Tuesday, September 23, 2008

Still Gadhafi – After All These Years

Middle east Times


PATRICK SEALE

September 23, 2008


In his Little Green Book, published in the 1970s, Colonel Moammar Gadhafi wrote that, "Man's freedom is lacking if somebody else controls what he needs." Now, 39 years after he seized power from King Idris of Libya on Sept. 1, 1969, he is poised to put this precept into practice.

He has announced that most of the machinery of the Libyan government is to be dismantled by the beginning of next year, and that oil revenue will be disbursed directly to the people. Most ministries will be closed down except for foreign affairs, defense, internal security and energy.

"Each one of you," he told his bemused subjects, "prepare to take his portion of the wealth and spend it as you wish … As long as money is administered by a government body, there will be theft and corruption.

"The money that we put in the education budget, I say let the Libyan people take it. Put it in your pockets and teach your kids as you wish. You take responsibility."

Gadhafi's latest revolutionary edict means -- in theory at least -- that education, health, social services and much else besides will be privatized, giving Libyans the choice to shop around for what they need, freed from government controls. But how this will work out in practice is difficult to predict. How many billions of oil revenue will be distributed and to whom is also unclear. Many fear utter chaos.

When Gadhafi created his Great Socialist People's Libyan Arab Jamahiriya ("state of the masses") four decades ago, it was conceived as a novel form of direct, popular democracy. Local councils were set up with wide powers, not only to debate policy but also to implement it.

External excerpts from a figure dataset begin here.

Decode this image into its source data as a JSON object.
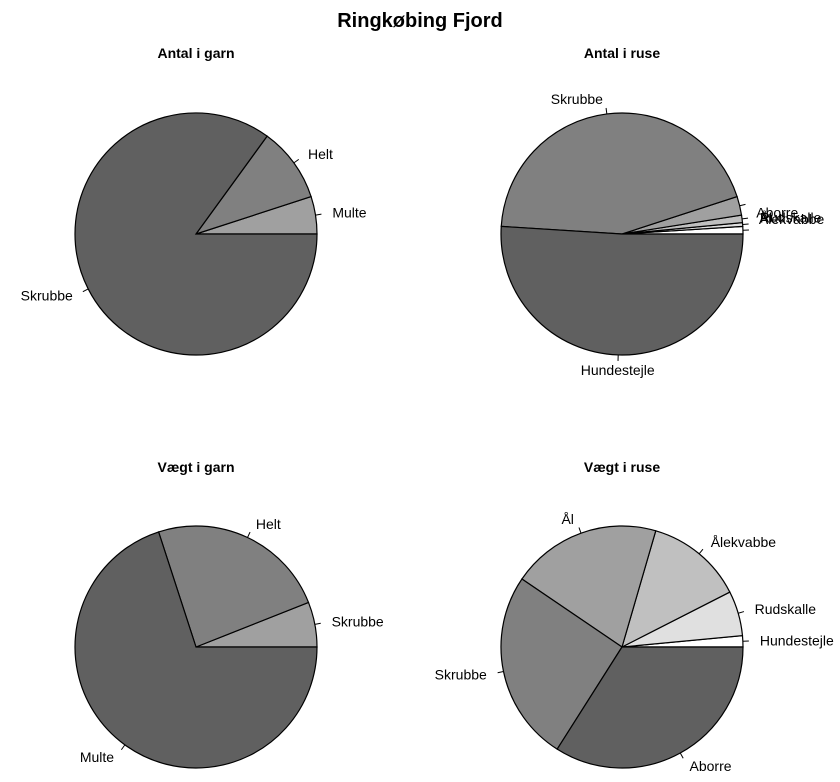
{
  "main_title": "Ringkøbing Fjord",
  "chart_data": [
    {
      "type": "pie",
      "title": "Antal i garn",
      "labels": [
        "Multe",
        "Helt",
        "Skrubbe"
      ],
      "values": [
        5,
        10,
        85
      ],
      "colors": [
        "#a0a0a0",
        "#808080",
        "#606060"
      ]
    },
    {
      "type": "pie",
      "title": "Antal i ruse",
      "labels": [
        "Rudskalle",
        "Ål",
        "Ålekvabbe",
        "Aborre",
        "Skrubbe",
        "Hundestejle"
      ],
      "values": [
        1.0,
        0.5,
        1.0,
        2.5,
        44.0,
        51.0
      ],
      "colors": [
        "#ffffff",
        "#e0e0e0",
        "#c0c0c0",
        "#a0a0a0",
        "#808080",
        "#606060"
      ]
    },
    {
      "type": "pie",
      "title": "Vægt i garn",
      "labels": [
        "Skrubbe",
        "Helt",
        "Multe"
      ],
      "values": [
        6,
        24,
        70
      ],
      "colors": [
        "#a0a0a0",
        "#808080",
        "#606060"
      ]
    },
    {
      "type": "pie",
      "title": "Vægt i ruse",
      "labels": [
        "Hundestejle",
        "Rudskalle",
        "Ålekvabbe",
        "Ål",
        "Skrubbe",
        "Aborre"
      ],
      "values": [
        1.5,
        6.0,
        13.0,
        20.0,
        25.5,
        34.0
      ],
      "colors": [
        "#ffffff",
        "#e0e0e0",
        "#c0c0c0",
        "#a0a0a0",
        "#808080",
        "#606060"
      ]
    }
  ]
}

This seemed a plausible way to run a country, inhabited by little more than a million notoriously apathetic people, spread out over some 2,000 kilometers of Mediterranean coastline, backed by a vast, mostly barren, hinterland. It was said that when Gadhafi sat down to dinner with 200 tribal chiefs, he was dining with his entire country.

In the event, Gadhafi's "Islamic socialism" never really worked. Instead of the trumpeted popular democracy, he runs one of the most ruthlessly authoritarian regimes in a generally despotic Arab world. A rigid command economy was established with little room for the private sector. Dissidence was stamped out. Political opponents were hunted down and assassinated, at home and abroad.

One might say that Gadhafi's greatest personal achievement has been to survive in power for so long, in spite of numerous plots, incipient revolts, and American attempts to overthrow him.

In recent years, with a population edging towards six million, he seems to have understood the need for a change in course. There has been a belated attempt by him and his sons -- notably his reform-minded son Seif al-Islam -- to switch to something like a market economy, patch up relations with the Western world, and attract foreign investment, especially in the key oil sector which provides 95 per cent of Libya's export earnings.

Investment in tourism has started, the private sector has been given more scope, foreign businessmen are flocking to Tripoli, and international oil majors -- American companies as well as BP and ENI -- have been welcomed back, with the ambition of doubling oil production from 1.7 million barrels per day (bpd) to 3 million bpd by 2015.

On paper, Libya's GDP is over $57 billion and its foreign exchange and gold reserves close to $100 billion. Per capita income is one of the highest in Africa. But in practice, economic and social development has been slow, unemployment is high, infrastructure still primitive, and the country lags far behind the booming oil economies of the Arab Gulf.

Earlier this month, U.S. Secretary of State Condoleezza Rice visited Tripoli -- the first such visit by a U.S. secretary of state since 1953. It was evidently meant to symbolize American-Libyan reconciliation. U.S. sanctions against Libya were lifted in 2004 following Libya's decision to abandon its attempts to build nuclear weapons and its agreement to compensate families of the victims of the Pan Am aircraft blown up over Lockerbie in Scotland on Dec. 21, 1988, with the loss of 270 lives.

In the last four years, U.S.-Libyan trade has increased tenfold. The United States wants a share of Libyan oil, but also wants its backing in its "global war on terror." In turn, the European Union is anxious for Libyan cooperation in checking illegal immigration.

The colonel, who has presided over Libya's destinies for 39 years, is now 66 years old and -- judging from his photographs -- is no longer in very good shape. What further contribution to the Arab scene can he be expected to make? His latest revolution will be closely watched.

He remains a flamboyant and highly independent figure, more eccentric in his behavior than ever, unrepentant in his love affair with Africa, in his condemnation of his fellow Arab leaders, and -- in spite of the end of their long feud -- his suspicion of America.

"We have no ambition to be friends of America," he declared in a speech on Sept. 1. "We only want them to leave us alone." Reporters noted that he kept Condoleezza Rice waiting for a whole hour before he received her and did not shake her hand.